En effet, d’un point de vue sémantique, la terreur est une « peur intense », et elle peut être intense en deux circonstances, parmi d’autres : a) quand sont en grand danger les valeurs les plus élémentaires de l’existence humaine : la vie, l’intégrité et la liberté (et à ses niveaux les plus radicaux, ce sont la peur d’être privé de la vie, d’être diminué ou mutilé dans son fonctionnement physique et psychique, d’être privé de la liberté physique) et b) quand n’existe pas de zone de sécurité où l’on peut éviter ce risque. Quand la crainte prend appui sur ces deux situations et qu’on choisit de les utiliser en tant que stratégie de dissuasion, on peut parler de stratégie terroriste. Et si c’est l’État qui contrôle ces situations, nous sommes face au terrorisme d’État. Ainsi, lorsque l’État crée par exemple des catégories pénales ambiguës (comme celles de « rébellion » ou de « terrorisme ») comme instruments arbitraires de manipulation pour ruiner la liberté d’un secteur ciblé, quand il crée des procédures judiciaires manipulables et susceptibles d’être montées de toutes pièces (comme les témoins et les juges sans visage, ou les récompenses monétaires accordées à des accusateurs éventuels), lorsqu’il établit des agents apparemment « hors de contrôle » chargés de châtier les sympathies idéologiques ou les militances légitimes, lorsqu’il maintient une impunité garantie pour des agents de l’État ou les paramilitaires qui menacent systématiquement la vie, l’intégrité et la liberté des populations qui échappent à leur contrôle intégral, etc., il est évident que l’on est en présence d’un terrorisme d’État, qui sert de base commune aux méthodes violentes énumérées plus haut.

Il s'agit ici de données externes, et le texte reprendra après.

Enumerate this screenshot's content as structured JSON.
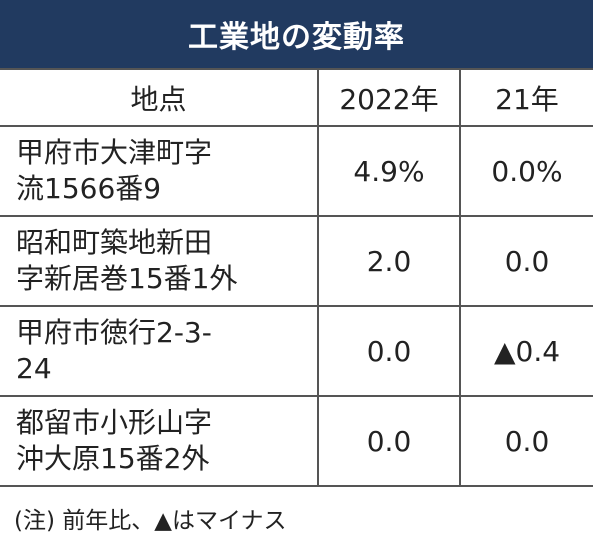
{
  "header": {
    "title": "工業地の変動率"
  },
  "table": {
    "columns": [
      "地点",
      "2022年",
      "21年"
    ],
    "rows": [
      [
        [
          "甲府市大津町字",
          "流1566番9"
        ],
        "4.9%",
        "0.0%"
      ],
      [
        [
          "昭和町築地新田",
          "字新居巻15番1外"
        ],
        "2.0",
        "0.0"
      ],
      [
        [
          "甲府市徳行2-3-",
          "24"
        ],
        "0.0",
        "▲0.4"
      ],
      [
        [
          "都留市小形山字",
          "沖大原15番2外"
        ],
        "0.0",
        "0.0"
      ]
    ]
  },
  "note": "(注) 前年比、▲はマイナス"
}
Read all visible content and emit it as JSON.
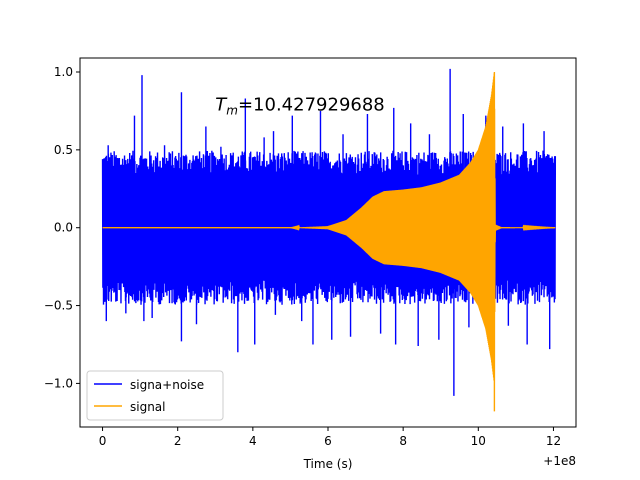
{
  "chart_data": {
    "type": "line",
    "xlabel": "Time (s)",
    "ylabel": "",
    "x_offset_label": "+1e8",
    "xlim": [
      -0.6,
      12.6
    ],
    "ylim": [
      -1.28,
      1.09
    ],
    "x_ticks": [
      0,
      2,
      4,
      6,
      8,
      10,
      12
    ],
    "x_tick_labels": [
      "0",
      "2",
      "4",
      "6",
      "8",
      "10",
      "12"
    ],
    "y_ticks": [
      -1.0,
      -0.5,
      0.0,
      0.5,
      1.0
    ],
    "y_tick_labels": [
      "−1.0",
      "−0.5",
      "0.0",
      "0.5",
      "1.0"
    ],
    "grid": false,
    "legend_position": "lower-left",
    "annotation": {
      "text_main": "T",
      "text_sub": "m",
      "text_value": "=10.427929688",
      "x": 3.0,
      "y": 0.79
    },
    "series": [
      {
        "name": "signa+noise",
        "color": "#0000ff",
        "x_range": [
          0,
          12.05
        ],
        "envelope_typical_upper": 0.45,
        "envelope_typical_lower": -0.45,
        "peaks": [
          {
            "x": 0.15,
            "y": 0.53
          },
          {
            "x": 0.1,
            "y": -0.6
          },
          {
            "x": 0.62,
            "y": -0.55
          },
          {
            "x": 0.85,
            "y": 0.72
          },
          {
            "x": 1.05,
            "y": 0.98
          },
          {
            "x": 1.1,
            "y": -0.6
          },
          {
            "x": 1.32,
            "y": -0.58
          },
          {
            "x": 1.65,
            "y": 0.53
          },
          {
            "x": 2.1,
            "y": 0.87
          },
          {
            "x": 2.1,
            "y": -0.73
          },
          {
            "x": 2.5,
            "y": -0.62
          },
          {
            "x": 2.75,
            "y": 0.65
          },
          {
            "x": 3.15,
            "y": 0.52
          },
          {
            "x": 3.8,
            "y": 0.83
          },
          {
            "x": 3.6,
            "y": -0.8
          },
          {
            "x": 4.05,
            "y": -0.75
          },
          {
            "x": 4.3,
            "y": 0.58
          },
          {
            "x": 4.55,
            "y": 0.62
          },
          {
            "x": 4.6,
            "y": -0.56
          },
          {
            "x": 5.05,
            "y": 0.72
          },
          {
            "x": 5.3,
            "y": -0.6
          },
          {
            "x": 5.6,
            "y": -0.75
          },
          {
            "x": 5.8,
            "y": 0.75
          },
          {
            "x": 6.1,
            "y": -0.72
          },
          {
            "x": 6.4,
            "y": 0.6
          },
          {
            "x": 6.6,
            "y": -0.7
          },
          {
            "x": 7.05,
            "y": 0.73
          },
          {
            "x": 7.4,
            "y": -0.68
          },
          {
            "x": 7.75,
            "y": 0.77
          },
          {
            "x": 7.8,
            "y": -0.75
          },
          {
            "x": 8.2,
            "y": 0.67
          },
          {
            "x": 8.4,
            "y": -0.76
          },
          {
            "x": 8.7,
            "y": 0.6
          },
          {
            "x": 8.95,
            "y": -0.72
          },
          {
            "x": 9.25,
            "y": 1.02
          },
          {
            "x": 9.35,
            "y": -1.08
          },
          {
            "x": 9.6,
            "y": 0.73
          },
          {
            "x": 9.75,
            "y": -0.64
          },
          {
            "x": 10.2,
            "y": 0.72
          },
          {
            "x": 10.35,
            "y": -0.82
          },
          {
            "x": 10.65,
            "y": 0.65
          },
          {
            "x": 10.8,
            "y": -0.63
          },
          {
            "x": 11.2,
            "y": 0.67
          },
          {
            "x": 11.3,
            "y": -0.75
          },
          {
            "x": 11.75,
            "y": 0.62
          },
          {
            "x": 11.9,
            "y": -0.78
          }
        ]
      },
      {
        "name": "signal",
        "color": "#ffa500",
        "x_range": [
          0,
          12.05
        ],
        "envelope": [
          {
            "x": 0,
            "y": 0.0
          },
          {
            "x": 5.0,
            "y": 0.0
          },
          {
            "x": 6.0,
            "y": 0.01
          },
          {
            "x": 6.5,
            "y": 0.05
          },
          {
            "x": 6.9,
            "y": 0.13
          },
          {
            "x": 7.2,
            "y": 0.2
          },
          {
            "x": 7.5,
            "y": 0.235
          },
          {
            "x": 8.0,
            "y": 0.245
          },
          {
            "x": 8.5,
            "y": 0.26
          },
          {
            "x": 9.0,
            "y": 0.29
          },
          {
            "x": 9.5,
            "y": 0.34
          },
          {
            "x": 9.8,
            "y": 0.42
          },
          {
            "x": 10.0,
            "y": 0.5
          },
          {
            "x": 10.2,
            "y": 0.65
          },
          {
            "x": 10.35,
            "y": 0.85
          },
          {
            "x": 10.428,
            "y": 1.0
          },
          {
            "x": 10.45,
            "y": 0.02
          },
          {
            "x": 10.6,
            "y": 0.004
          },
          {
            "x": 12.05,
            "y": 0.0
          }
        ],
        "merger_x": 10.428,
        "merger_min_y": -1.18
      }
    ]
  }
}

La dissuasion par la terreur a l’avantage, pour ses acteurs, non seulement de conjurer immédiatement les tentatives de transformation sociale, mais aussi de contraindre, pour le moins, la génération suivante à se plier aux projets futurs de l’État victimaire. L’effet le plus caché de la terreur consiste dans l’option inconsciente ou subconsciente d’éviter les voies suivies par les disparus, les assassinés, les torturés et les déplacés, comme un tribut à payer à l’instinct de conservation.
– Dial – Diffusion de l’information sur l’Amérique latine – D 2426.
– Traduction Dial.
– Source (espagnol) : Commission inter-congrégations Justice et paix, le Collectif d’avocats José Alvear Restrepo et le Comité de solidarité avec les prisonniers politiques, novembre 1998.
En cas de reproduction, mentionner au moins les auteurs, la source française (Dial - http://www.dial-infos.org) et l’adresse internet de l’article.
[1] Référence à la période de constitution des groupes armés (NdT).
[2] Référence à l’ouvrage du français Roger Trinquier, La guerre moderne, dans lequel il systématise l’expérience anti-insurrectionnelle dans les guerres du Vietnam et d’Algérie, et recommande la stratégie paramilitaire. Le rapport fait allusion plus haut (NdT).